А Лоре шли на уступки. Получается, что она отняла у Эдварда нечто, принадлежащее ему.

Целая стопа тетрадей, исписанных убористым почерком, буквы в некоторых местах расплылись, наверное, от слёз.

Лора взяла в руки тетради и медленно спустилась к тем, кто ждал её.

Подошла к ним и сказала:

– Я спать, поздно уже.

Рано утром, когда едва забрезжил рассвет, она закрыла последнюю тетрадь.

Достала новую и крупным почерком написала: «Цветы эмиграции», подумала, зачеркнула и написала «Две линии эмиграции».

Лора читала, плакала и повторяла: «Моя бедная мамочка!» Под дневниками лежали газеты, обветшалые, потрёпанные на сгибах.

На первом газетном снимке мужчина и женщина держали плакат с надписью: «Нас не пускают на Родину!» Рядом дети заглядывали в объектив. Шаловливый мальчик и девочка, худая, белокурые волосы заплетены в две косички. Она крепко зажмурила глаза и держалась за локоть женщины в сером.

У всех испуганные лица, как будто их вытолкнули насильно вперёд и они ничего не понимают. На втором снимке другой газеты те же лица. Девочка широко раскрыла глаза и отчаянно смотрела в объектив.

Лора изучала лица, возвращалась к первому снимку, где худая девочка закрыла глаза от страха.

Вырезки из газет со статьями. Их было много. Похожие друг на друга, кричали о семье из Советского Союза, которой грозила смертельная опасность. Много часов Лора сопоставляла историю семьи своей матери с политическими поворотами в пору холодной войны. А вот ещё одна фотография, сделанная на фоне ночного костра. Крепко обняв друг друга, стоят девушка с парнем, похоже, это ее родители. Лора читала дневник матери. Она проживала вместе с ней грустные дни и жалела её.

За окном рассветало. Вальтер не спал. Всё, что он старательно трамбовал, упаковывал и прятал в душе, вылезло и рассыпалось перед ним видениями из прошлого. Пришлось перебирать дни и события, искать правду и причины своих поступков, оправдывать себя. Получалось неубедительно.

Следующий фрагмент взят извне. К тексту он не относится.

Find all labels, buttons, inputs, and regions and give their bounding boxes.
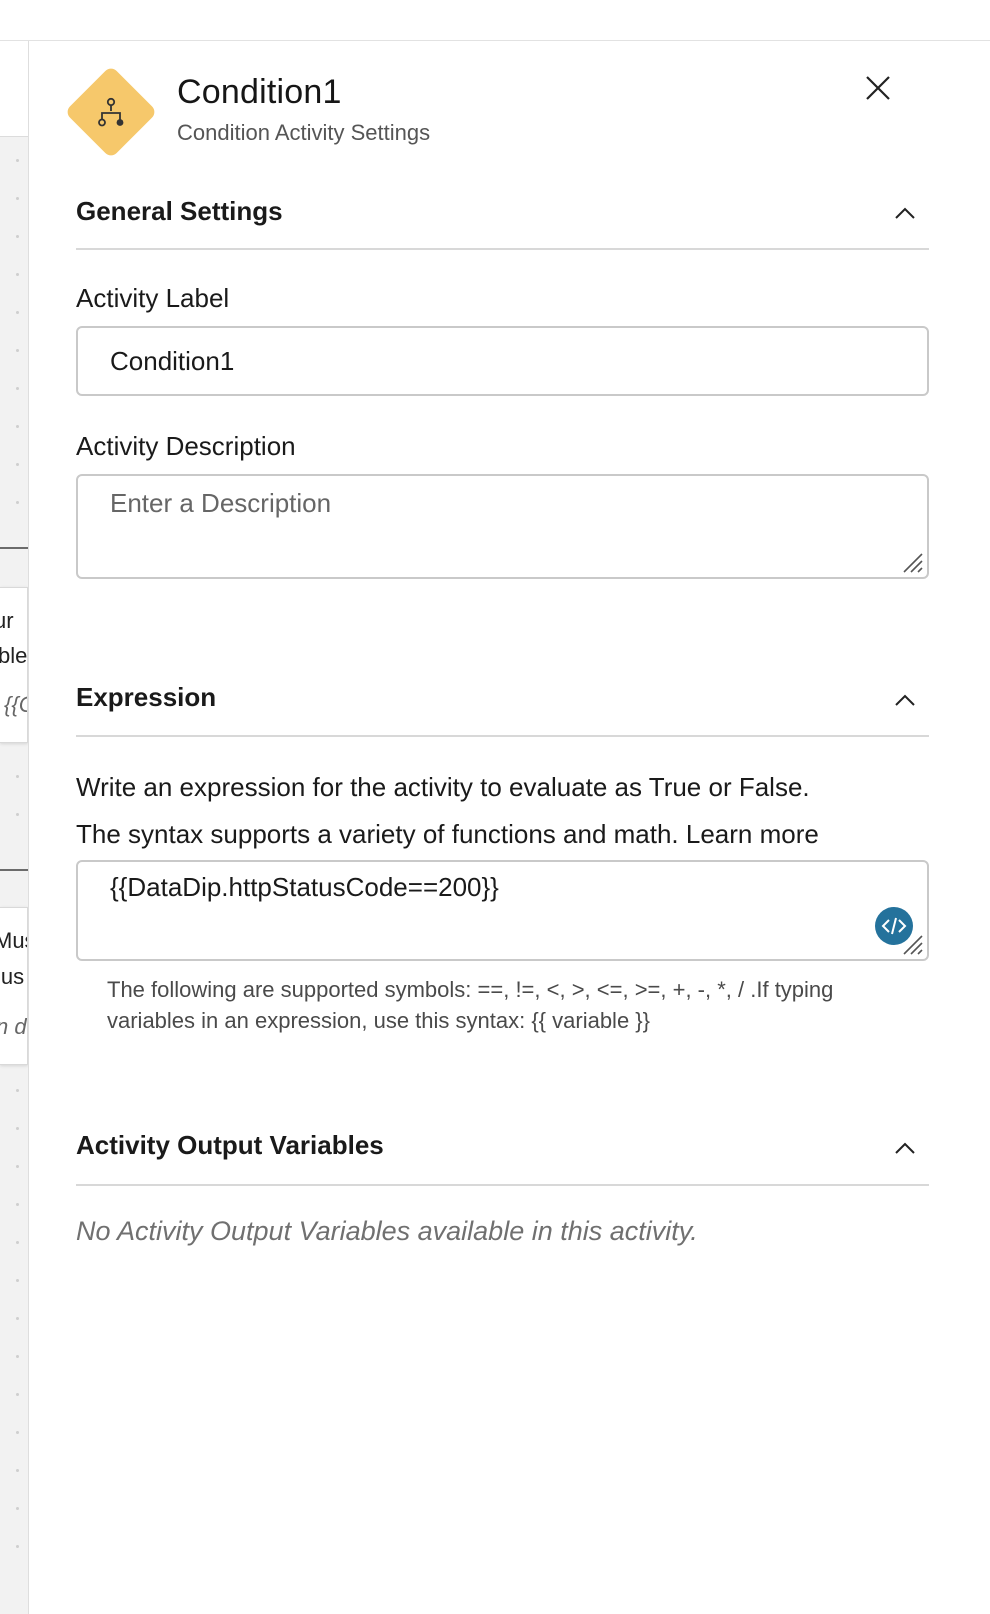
canvas-connector-line <box>0 547 28 549</box>
canvas-grid-dot <box>16 387 19 390</box>
canvas-grid-dot <box>16 1089 19 1092</box>
canvas-grid-dot <box>16 1241 19 1244</box>
canvas-activity-card[interactable]: Mus lus n d <box>0 907 28 1065</box>
canvas-grid-dot <box>16 1355 19 1358</box>
expression-value: {{DataDip.httpStatusCode==200}} <box>110 872 499 902</box>
output-variables-heading: Activity Output Variables <box>76 1130 384 1160</box>
canvas-card-text: ur <box>0 608 14 633</box>
canvas-grid-dot <box>16 1545 19 1548</box>
top-bar <box>0 0 990 41</box>
canvas-grid-dot <box>16 159 19 162</box>
chevron-up-icon <box>895 694 915 706</box>
canvas-grid-dot <box>16 1317 19 1320</box>
canvas-card-text: n d <box>0 1014 27 1039</box>
section-divider <box>76 1184 929 1186</box>
canvas-connector-line <box>0 869 28 871</box>
output-variables-collapse-button[interactable] <box>890 1136 920 1160</box>
canvas-header-area <box>0 41 28 137</box>
canvas-grid-dot <box>16 273 19 276</box>
canvas-grid-dot <box>16 1165 19 1168</box>
canvas-grid-dot <box>16 349 19 352</box>
canvas-grid-dot <box>16 1507 19 1510</box>
chevron-up-icon <box>895 1142 915 1154</box>
canvas-card-text: {{C <box>4 692 27 717</box>
general-settings-collapse-button[interactable] <box>890 201 920 225</box>
expression-syntax-note: The syntax supports a variety of functio… <box>76 819 819 850</box>
canvas-grid-dot <box>16 1431 19 1434</box>
canvas-grid-dot <box>16 501 19 504</box>
canvas-card-text: lus <box>0 964 25 989</box>
section-divider <box>76 735 929 737</box>
canvas-grid-dot <box>16 197 19 200</box>
canvas-grid-dot <box>16 1127 19 1130</box>
learn-more-link[interactable]: Learn more <box>686 819 819 849</box>
canvas-grid-dot <box>16 463 19 466</box>
canvas-grid-dot <box>16 1279 19 1282</box>
expression-help-line-1: The following are supported symbols: ==,… <box>107 977 834 1002</box>
expression-textarea[interactable]: {{DataDip.httpStatusCode==200}} <box>76 860 929 961</box>
close-icon <box>866 76 890 100</box>
canvas-grid-dot <box>16 425 19 428</box>
no-output-variables-message: No Activity Output Variables available i… <box>76 1216 698 1246</box>
activity-description-placeholder: Enter a Description <box>110 488 332 518</box>
panel-subtitle: Condition Activity Settings <box>177 120 431 145</box>
expression-collapse-button[interactable] <box>890 688 920 712</box>
expression-editor-button[interactable] <box>875 907 913 945</box>
close-button[interactable] <box>860 70 896 106</box>
canvas-card-text: ble <box>0 643 28 668</box>
canvas-grid-dot <box>16 813 19 816</box>
canvas-activity-card[interactable]: ur ble {{C <box>0 587 28 743</box>
activity-description-textarea[interactable]: Enter a Description <box>76 474 929 579</box>
canvas-grid-dot <box>16 1203 19 1206</box>
expression-syntax-text: The syntax supports a variety of functio… <box>76 819 679 849</box>
code-icon <box>881 917 907 935</box>
expression-help-line-2: variables in an expression, use this syn… <box>107 1008 650 1033</box>
section-divider <box>76 248 929 250</box>
expression-description: Write an expression for the activity to … <box>76 772 810 802</box>
canvas-grid-dot <box>16 775 19 778</box>
activity-label-label: Activity Label <box>76 283 230 313</box>
flow-branch-icon <box>88 90 134 136</box>
activity-label-value: Condition1 <box>110 346 235 376</box>
canvas-grid-dot <box>16 1393 19 1396</box>
chevron-up-icon <box>895 207 915 219</box>
canvas-card-text: Mus <box>0 928 27 953</box>
canvas-grid-dot <box>16 235 19 238</box>
flow-canvas[interactable]: ur ble {{C Mus lus n d <box>0 41 29 1614</box>
activity-label-input[interactable]: Condition1 <box>76 326 929 396</box>
resize-grip-icon[interactable] <box>900 550 924 574</box>
panel-title: Condition1 <box>177 73 342 111</box>
expression-heading: Expression <box>76 682 217 712</box>
activity-description-label: Activity Description <box>76 431 296 461</box>
canvas-grid-dot <box>16 1469 19 1472</box>
general-settings-heading: General Settings <box>76 196 283 226</box>
canvas-grid-dot <box>16 311 19 314</box>
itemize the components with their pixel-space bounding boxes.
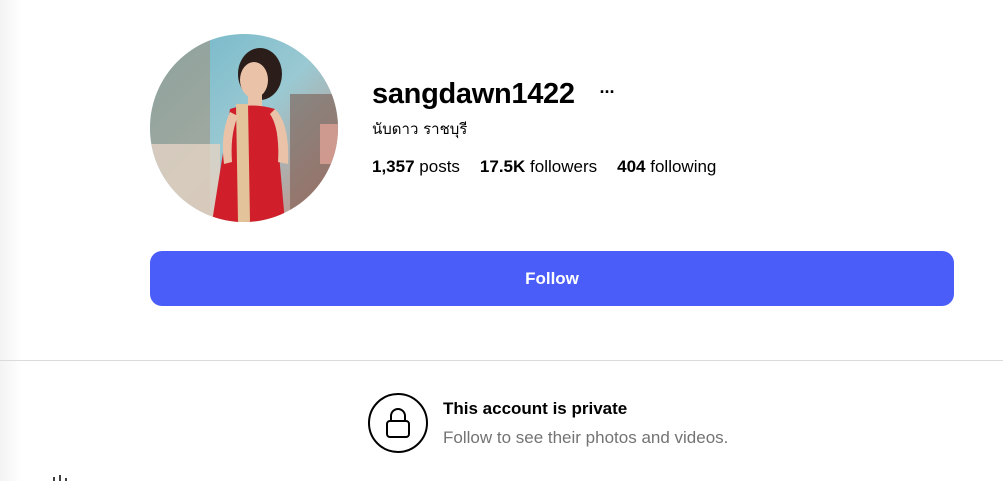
following-stat[interactable]: 404 following (617, 156, 716, 178)
partial-cutoff-icon (53, 475, 67, 481)
left-edge-shadow (0, 0, 22, 481)
more-options-icon[interactable]: ··· (597, 78, 617, 106)
profile-stats: 1,357 posts 17.5K followers 404 followin… (372, 156, 716, 178)
followers-count: 17.5K (479, 157, 526, 176)
following-count: 404 (617, 157, 646, 176)
following-label: following (650, 157, 717, 176)
avatar-photo (150, 34, 338, 222)
lock-icon (386, 408, 410, 438)
followers-stat[interactable]: 17.5K followers (480, 156, 597, 178)
section-divider (0, 360, 1003, 361)
follow-button[interactable]: Follow (150, 251, 954, 306)
profile-avatar[interactable] (150, 34, 338, 222)
profile-full-name: นับดาว ราชบุรี (372, 120, 468, 138)
posts-count: 1,357 (372, 157, 415, 176)
profile-page: sangdawn1422 ··· นับดาว ราชบุรี 1,357 po… (0, 0, 1003, 481)
profile-username: sangdawn1422 (372, 78, 575, 110)
private-lock-badge (368, 393, 428, 453)
posts-stat: 1,357 posts (372, 156, 460, 178)
private-account-title: This account is private (443, 399, 628, 418)
private-account-subtitle: Follow to see their photos and videos. (443, 428, 729, 447)
posts-label: posts (419, 157, 460, 176)
followers-label: followers (530, 157, 598, 176)
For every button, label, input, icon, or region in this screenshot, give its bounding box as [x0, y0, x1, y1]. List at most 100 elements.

Поздно. Поздно пришла эта ночь с лицом отца, матери и Розы. За что он так с ними? Ведь ему в жизни досталось всё легко, играючи. Никого он не жалел, думал всегда о себе. Начертил круг и не впускал туда никого.

Ну верили родители в Бога. Разве это плохо? Ни Роза, ни Вальтер не видели отца пьяным, не слышали ни одного бранного слова. Ему казалось, что в родительском доме тесно от молитв, и он не замечал, что мать с отцом жили в любви и согласии. Не он, а церковь хоронила отца: обрядили, собрали в последний путь. Вальтер присутствовал в качестве гостя, приехал на похороны, когда уже началось отпевание. Его поразило, что столько людей пришли проститься с отцом: свободных мест не оказалось и пришлось стоять в толпе с другими. Отец лежал в гробу в костюме, белой рубашке. Исхудавшие руки держали Евангелие, как будто опирались на посох. На лице его не отражались чувства, прежде улыбчивое и доброе, сейчас оно было строгое и неподвижное. Прихожане говорили о его добром сердце, открытом для каждого.

Вальтер вспоминал, как любил в детстве смотреть на его руки: умелые и цепкие, они ловко справлялись с тракторными деталями, что-то чистили, продували; мотор оглушительно тарахтел и чихал белым дымом, Вальтер карабкался наверх и садился на жёсткое сиденье рядом с отцом. От обоих пахло бензином и пылью, и мать махала руками, гнала их переодеваться. Посиделки на тракторе закончились. Они переехали в Россию. Не успели привыкнуть к новому месту – опять переехали. В Германии точно было не до тракторов и разговоров: им не хватило времени друг на друга, отец молился, а Вальтер учился.

Мать заболела, когда умерла Роза. Но, если быть честным до конца, Вальтер тоже внёс свою лепту в болезнь матери – инфаркт. В тюрьму она приезжала с серым от горя и страха лицом, плакала и умоляла простить их, что переехали в Германию:

– Сынок, прости нас, глупых, мы должны были сидеть в тюрьме, а не ты.

– Не говори ерунды, – зло отмахивался от её слов.

Он стал злым. Вспомнил, как посмотрела на него Ботагоз, когда он отказался от встреч с ней в отдельной камере – гостевой, для встречи арестованных с жёнами или мужьями.

И после тюрьмы не подобрел – банковские счета за невыплаченный кредит, газ, воду, свет, арестованные машины, счета от адвоката душили его. Что делать?

Помогла Роза. Посоветовала объявить банкротство и закрыть фирму. Пригласила работать жену в благотворительный фонд консультантом. По необходимости Ботагоз переводила документы с казахского языка на немецкий, со временем стала посредником между фондом и казахской стороной.